Он смеется, а потом фыркает. Очень обаятельно.
Его рука уже на дверной ручке. Бумаги, которые я только что подписала, надежно зажаты под мышкой.
– Ну, мне пора… – начинает он.
Пожалуй, мне хочется выйти вместе с ним. В нем есть что-то, действующее на меня успокаивающе, хотя мы с ним едва познакомились. Он кажется настолько человеком. Его улыбка привлекает, как и его нервозность. Очень хорошая кожа, упругая, как у младенца, и это очень мило. По ней рассыпаны мелкие веснушки.
– Ну только… Тебе не хотелось бы пообедать?
Мое сердце сжимается. В ту же секунду живот снова урчит.
– Я, наверное, просто забегу за сэндвичем или типа того. Возьму какой-нибудь ролл с авокадо и фалафелем, – продолжает он.
– Да нет, – отвечаю я, говоря сразу «да» и «нет», как делаю всегда, когда хочу сказать «нет», не обидев при этом человека, – я не могу.
– О, окей.
Он немного смущен. Наверное, услышав, как урчит у меня в животе, он думал, что я соглашусь.
– Извини.
– Не, все в порядке. Хочешь, захвачу для тебя кофе или что-нибудь еще?
Я качаю головой:
– Все хорошо, спасибо.
– Окей. Ладно. – Он поворачивает ручку. – Я оставил на столе записку со своим номером.
– Окей.
– Надеюсь, твоя голова скоро пройдет, – говорит он. Открывает дверь – моментально врывается неимоверно ослепляющий яркий свет, – выскальзывает за нее и исчезает в коридоре.
Я ложусь на пол. Просто голый бетон, без покрытия. Ни ковра, ни дорожки – вообще ничего. Спине приятно от холода.
Лампочка все еще приглушена. Мне гораздо удобнее в темноте. Не то чтобы от здешнего освещения мог случиться ожог, просто иногда слишком много света подавляет, особенно когда весь день прошел за не слишком привычными делами: я упаковывала вещи, таскала их, долго ехала. Слишком много информации – и становится больно мозгу, а не коже. Но солнце действительно жжется. Не так, как показывают в кино или сериалах; от меня не идет дым, я не обугливаюсь и не вспыхиваю пламенем. Но моя кожа обгорает, как будто в ней вообще нет пигментов, как будто я лишена меланина, как будто я абсолютно и полностью белая.
Поворачиваюсь на бок. Отсюда мне видно раковину, холодильник и микроволновку.
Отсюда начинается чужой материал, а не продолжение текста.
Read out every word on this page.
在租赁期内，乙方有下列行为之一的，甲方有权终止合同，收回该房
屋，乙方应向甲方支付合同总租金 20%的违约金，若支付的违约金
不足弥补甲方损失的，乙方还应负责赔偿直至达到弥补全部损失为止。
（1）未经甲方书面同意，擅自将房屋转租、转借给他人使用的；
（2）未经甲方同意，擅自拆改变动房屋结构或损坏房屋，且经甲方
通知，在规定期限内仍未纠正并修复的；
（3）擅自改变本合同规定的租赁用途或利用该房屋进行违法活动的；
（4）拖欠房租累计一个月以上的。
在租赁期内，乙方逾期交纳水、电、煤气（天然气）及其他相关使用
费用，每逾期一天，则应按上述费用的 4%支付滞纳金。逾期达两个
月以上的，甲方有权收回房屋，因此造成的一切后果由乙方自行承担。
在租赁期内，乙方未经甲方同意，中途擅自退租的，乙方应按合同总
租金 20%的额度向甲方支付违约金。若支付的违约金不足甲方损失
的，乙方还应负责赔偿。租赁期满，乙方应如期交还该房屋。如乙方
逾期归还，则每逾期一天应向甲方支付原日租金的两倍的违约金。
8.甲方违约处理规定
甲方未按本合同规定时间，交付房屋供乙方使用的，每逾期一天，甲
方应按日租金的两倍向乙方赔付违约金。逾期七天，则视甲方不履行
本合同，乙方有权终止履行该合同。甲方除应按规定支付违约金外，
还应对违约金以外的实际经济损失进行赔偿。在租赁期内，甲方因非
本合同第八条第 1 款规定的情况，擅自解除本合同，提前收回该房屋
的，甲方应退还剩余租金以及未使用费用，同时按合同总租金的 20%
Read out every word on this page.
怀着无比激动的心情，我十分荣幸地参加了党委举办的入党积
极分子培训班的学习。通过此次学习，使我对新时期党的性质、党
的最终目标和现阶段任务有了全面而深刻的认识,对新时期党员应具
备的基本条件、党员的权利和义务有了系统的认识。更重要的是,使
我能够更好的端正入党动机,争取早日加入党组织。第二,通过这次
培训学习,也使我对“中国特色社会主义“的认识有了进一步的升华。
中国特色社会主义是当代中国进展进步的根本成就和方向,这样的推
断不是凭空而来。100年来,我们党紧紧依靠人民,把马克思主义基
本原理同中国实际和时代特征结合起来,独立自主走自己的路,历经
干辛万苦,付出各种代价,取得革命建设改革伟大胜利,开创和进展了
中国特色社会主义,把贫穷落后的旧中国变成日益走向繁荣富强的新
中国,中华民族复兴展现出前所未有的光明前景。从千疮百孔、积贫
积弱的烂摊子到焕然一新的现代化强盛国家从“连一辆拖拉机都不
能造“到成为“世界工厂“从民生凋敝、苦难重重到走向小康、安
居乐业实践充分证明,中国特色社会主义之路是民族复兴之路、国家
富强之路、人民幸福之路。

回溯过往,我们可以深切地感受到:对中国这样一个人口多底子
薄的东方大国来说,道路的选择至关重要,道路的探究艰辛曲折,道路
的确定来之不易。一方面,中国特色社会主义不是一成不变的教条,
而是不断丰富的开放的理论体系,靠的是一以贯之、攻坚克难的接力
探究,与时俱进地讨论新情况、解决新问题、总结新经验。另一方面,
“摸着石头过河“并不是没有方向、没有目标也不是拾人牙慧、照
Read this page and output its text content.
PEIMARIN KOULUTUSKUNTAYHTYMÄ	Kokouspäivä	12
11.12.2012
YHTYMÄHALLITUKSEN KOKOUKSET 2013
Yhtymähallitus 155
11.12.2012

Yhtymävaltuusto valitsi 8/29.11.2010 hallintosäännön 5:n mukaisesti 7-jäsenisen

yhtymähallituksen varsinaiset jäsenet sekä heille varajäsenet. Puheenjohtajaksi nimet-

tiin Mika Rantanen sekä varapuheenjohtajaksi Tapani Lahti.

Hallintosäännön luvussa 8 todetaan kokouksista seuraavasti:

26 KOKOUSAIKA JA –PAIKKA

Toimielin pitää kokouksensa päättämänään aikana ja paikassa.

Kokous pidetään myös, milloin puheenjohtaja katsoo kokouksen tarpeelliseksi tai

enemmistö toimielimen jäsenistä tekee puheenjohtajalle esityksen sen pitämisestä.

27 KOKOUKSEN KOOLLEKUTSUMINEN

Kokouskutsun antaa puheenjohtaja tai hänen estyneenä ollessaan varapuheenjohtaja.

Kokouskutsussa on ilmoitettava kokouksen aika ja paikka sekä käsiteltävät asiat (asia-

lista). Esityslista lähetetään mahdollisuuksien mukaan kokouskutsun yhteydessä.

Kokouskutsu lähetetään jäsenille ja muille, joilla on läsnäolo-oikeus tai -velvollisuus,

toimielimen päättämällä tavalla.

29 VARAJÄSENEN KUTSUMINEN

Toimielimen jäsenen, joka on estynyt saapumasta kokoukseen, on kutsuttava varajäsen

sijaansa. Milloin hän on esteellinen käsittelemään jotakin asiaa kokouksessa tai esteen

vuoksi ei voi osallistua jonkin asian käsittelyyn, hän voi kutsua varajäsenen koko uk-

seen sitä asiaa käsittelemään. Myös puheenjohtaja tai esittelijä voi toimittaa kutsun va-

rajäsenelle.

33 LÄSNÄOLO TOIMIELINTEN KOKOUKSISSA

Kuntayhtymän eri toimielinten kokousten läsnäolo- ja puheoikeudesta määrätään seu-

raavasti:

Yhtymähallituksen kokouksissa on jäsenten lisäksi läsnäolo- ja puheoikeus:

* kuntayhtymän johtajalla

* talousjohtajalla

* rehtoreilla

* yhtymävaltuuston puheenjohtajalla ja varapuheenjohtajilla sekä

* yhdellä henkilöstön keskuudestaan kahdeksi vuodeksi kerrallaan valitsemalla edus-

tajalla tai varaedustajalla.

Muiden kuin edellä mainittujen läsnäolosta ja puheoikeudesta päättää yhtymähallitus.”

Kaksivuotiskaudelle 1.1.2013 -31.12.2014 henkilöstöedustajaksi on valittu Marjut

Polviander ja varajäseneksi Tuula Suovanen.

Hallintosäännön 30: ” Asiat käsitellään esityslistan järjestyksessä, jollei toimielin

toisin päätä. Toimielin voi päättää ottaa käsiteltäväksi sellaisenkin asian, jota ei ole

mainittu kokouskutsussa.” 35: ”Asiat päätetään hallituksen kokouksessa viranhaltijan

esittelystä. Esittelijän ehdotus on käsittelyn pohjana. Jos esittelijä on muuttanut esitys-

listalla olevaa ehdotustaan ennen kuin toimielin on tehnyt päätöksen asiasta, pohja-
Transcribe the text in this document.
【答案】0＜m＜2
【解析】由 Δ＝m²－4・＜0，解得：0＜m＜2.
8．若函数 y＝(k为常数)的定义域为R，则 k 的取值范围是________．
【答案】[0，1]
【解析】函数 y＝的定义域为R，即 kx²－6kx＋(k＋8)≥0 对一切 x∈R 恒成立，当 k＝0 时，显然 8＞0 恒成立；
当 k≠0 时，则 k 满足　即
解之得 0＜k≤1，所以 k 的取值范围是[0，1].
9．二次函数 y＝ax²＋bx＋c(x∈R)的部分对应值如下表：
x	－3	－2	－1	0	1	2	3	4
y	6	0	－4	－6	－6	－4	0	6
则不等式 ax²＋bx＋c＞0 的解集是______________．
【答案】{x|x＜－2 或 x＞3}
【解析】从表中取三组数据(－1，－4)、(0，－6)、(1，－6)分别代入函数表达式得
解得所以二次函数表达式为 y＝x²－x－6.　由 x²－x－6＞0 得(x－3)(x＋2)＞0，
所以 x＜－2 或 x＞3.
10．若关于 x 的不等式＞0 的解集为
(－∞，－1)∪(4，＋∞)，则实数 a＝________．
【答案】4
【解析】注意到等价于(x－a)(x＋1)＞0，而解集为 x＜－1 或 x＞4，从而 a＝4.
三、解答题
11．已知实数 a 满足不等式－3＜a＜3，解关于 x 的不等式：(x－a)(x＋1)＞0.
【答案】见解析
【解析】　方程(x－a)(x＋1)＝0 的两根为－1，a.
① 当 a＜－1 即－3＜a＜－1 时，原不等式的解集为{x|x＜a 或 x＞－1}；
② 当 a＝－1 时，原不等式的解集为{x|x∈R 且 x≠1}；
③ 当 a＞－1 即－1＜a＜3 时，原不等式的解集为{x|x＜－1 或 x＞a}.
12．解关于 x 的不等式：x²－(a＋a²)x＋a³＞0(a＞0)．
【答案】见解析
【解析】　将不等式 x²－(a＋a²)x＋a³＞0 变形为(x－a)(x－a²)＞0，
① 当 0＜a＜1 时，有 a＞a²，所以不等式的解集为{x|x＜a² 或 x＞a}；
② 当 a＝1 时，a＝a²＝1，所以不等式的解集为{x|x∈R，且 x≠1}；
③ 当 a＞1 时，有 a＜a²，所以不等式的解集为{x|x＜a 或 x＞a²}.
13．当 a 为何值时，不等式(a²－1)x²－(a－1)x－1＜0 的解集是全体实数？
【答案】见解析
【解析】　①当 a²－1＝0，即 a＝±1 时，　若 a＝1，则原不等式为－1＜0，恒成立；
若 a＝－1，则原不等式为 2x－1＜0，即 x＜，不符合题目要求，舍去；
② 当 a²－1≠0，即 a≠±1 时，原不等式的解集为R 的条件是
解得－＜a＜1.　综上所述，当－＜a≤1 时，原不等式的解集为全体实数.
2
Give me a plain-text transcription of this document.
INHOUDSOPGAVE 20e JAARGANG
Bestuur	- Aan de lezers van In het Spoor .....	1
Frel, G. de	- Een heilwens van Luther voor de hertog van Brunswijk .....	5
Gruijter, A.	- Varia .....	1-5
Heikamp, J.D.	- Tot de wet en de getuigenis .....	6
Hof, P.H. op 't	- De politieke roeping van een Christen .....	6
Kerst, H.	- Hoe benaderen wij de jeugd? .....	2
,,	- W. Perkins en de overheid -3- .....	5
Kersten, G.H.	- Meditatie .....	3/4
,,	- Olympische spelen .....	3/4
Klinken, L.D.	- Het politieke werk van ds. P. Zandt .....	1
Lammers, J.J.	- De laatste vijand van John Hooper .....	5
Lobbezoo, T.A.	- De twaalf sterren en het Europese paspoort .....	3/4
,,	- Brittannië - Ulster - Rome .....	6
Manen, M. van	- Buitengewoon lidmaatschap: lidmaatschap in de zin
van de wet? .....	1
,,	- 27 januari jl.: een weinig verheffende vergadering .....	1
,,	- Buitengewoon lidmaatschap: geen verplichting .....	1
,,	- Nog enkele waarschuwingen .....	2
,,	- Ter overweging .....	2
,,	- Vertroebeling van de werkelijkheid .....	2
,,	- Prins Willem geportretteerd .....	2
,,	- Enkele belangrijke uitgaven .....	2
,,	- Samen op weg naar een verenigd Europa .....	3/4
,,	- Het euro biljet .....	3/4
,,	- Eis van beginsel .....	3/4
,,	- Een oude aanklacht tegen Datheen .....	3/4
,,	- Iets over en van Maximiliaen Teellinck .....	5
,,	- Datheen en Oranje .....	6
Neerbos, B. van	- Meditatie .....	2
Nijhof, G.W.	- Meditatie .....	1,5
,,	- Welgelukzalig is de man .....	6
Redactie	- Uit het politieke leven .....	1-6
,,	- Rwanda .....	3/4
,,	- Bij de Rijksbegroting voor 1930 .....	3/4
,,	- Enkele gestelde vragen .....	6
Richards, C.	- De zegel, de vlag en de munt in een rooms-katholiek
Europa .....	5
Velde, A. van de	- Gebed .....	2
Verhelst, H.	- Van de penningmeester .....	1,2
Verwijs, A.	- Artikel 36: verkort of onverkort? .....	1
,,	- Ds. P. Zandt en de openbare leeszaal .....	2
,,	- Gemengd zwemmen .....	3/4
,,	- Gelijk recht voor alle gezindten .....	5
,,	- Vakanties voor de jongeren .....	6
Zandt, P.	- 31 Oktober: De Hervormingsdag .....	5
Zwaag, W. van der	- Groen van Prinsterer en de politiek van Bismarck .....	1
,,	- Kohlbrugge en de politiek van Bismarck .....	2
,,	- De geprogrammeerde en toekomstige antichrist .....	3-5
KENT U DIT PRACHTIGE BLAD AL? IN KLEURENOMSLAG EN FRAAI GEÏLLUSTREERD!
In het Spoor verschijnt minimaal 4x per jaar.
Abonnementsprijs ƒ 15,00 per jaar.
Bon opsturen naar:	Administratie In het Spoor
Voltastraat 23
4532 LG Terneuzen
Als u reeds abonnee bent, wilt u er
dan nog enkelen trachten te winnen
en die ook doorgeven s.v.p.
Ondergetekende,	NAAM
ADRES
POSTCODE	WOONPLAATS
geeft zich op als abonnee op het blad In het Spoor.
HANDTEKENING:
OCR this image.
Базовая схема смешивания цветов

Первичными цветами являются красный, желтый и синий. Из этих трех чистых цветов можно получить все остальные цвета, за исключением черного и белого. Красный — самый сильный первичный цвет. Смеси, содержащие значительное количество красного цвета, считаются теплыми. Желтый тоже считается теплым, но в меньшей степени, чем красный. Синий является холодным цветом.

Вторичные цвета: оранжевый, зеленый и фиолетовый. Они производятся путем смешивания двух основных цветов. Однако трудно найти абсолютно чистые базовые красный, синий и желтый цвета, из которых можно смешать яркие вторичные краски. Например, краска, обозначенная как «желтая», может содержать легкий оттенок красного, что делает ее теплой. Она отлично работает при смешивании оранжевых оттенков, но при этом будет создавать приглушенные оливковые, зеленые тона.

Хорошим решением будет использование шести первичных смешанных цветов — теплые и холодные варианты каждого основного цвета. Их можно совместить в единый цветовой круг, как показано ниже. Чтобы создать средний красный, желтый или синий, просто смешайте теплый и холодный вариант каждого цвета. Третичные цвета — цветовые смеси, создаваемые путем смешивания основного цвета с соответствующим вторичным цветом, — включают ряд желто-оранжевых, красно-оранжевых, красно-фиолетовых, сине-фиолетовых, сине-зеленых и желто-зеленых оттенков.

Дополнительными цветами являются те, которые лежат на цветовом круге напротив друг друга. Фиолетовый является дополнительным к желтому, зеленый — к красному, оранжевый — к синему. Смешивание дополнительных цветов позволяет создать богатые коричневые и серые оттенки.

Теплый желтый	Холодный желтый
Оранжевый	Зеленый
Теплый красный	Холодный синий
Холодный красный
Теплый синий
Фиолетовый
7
Я не ела с самого завтрака. Отчасти потому, что была очень занята. Мамин дом я покинула в полвосьмого. Прошла последний раз по всем комнатам – убедиться, что ничего не забыто. «Розовый сад» рекомендует привозить как можно больше личных вещей постояльцев: фотографий, книг, даже мебели, чего угодно из прошлого, – потому что предметы, с которыми уже связаны старые воспоминания, судя по всему, способствуют формированию новых. Но в доме у мамы все равно оставалось слишком много вещей. По сути, она скопила их на несколько жизней, и все это втискивалось в наш маленький – всего две спальни – дом. Часть вещей были очень, очень старыми. Древнюю пару ножниц на пружине забрал местный музей после того, как я выставила их на продажу на «Фейсбуке»[1]. Один из моих еще школьных друзей, который работает в этом музее, увидел пост и поговорил с куратором, узнал, сколько она бы предложила за них, – и сумма оказалась приличной: достаточной, чтобы заплатить за пару месяцев аренды студии.
Я оставила маму в «Розовом саду» вчера, чтобы самой решить последние вопросы. Не знаю, какие бы она испытала чувства, увидев пустые комнаты; узнав, что ее выселили из собственного дома; поняв, что скоро там будет жить кто-то другой, кто снимет его. Персонал «Розового сада» говорит ей, что она там только на время и что совсем скоро вернется к себе. Они позволили ей оставить ключи от входной двери – она сжимала их в руке, пока я не ушла. Но если через некоторое время она попытается воспользоваться ими, то обнаружит новые замки.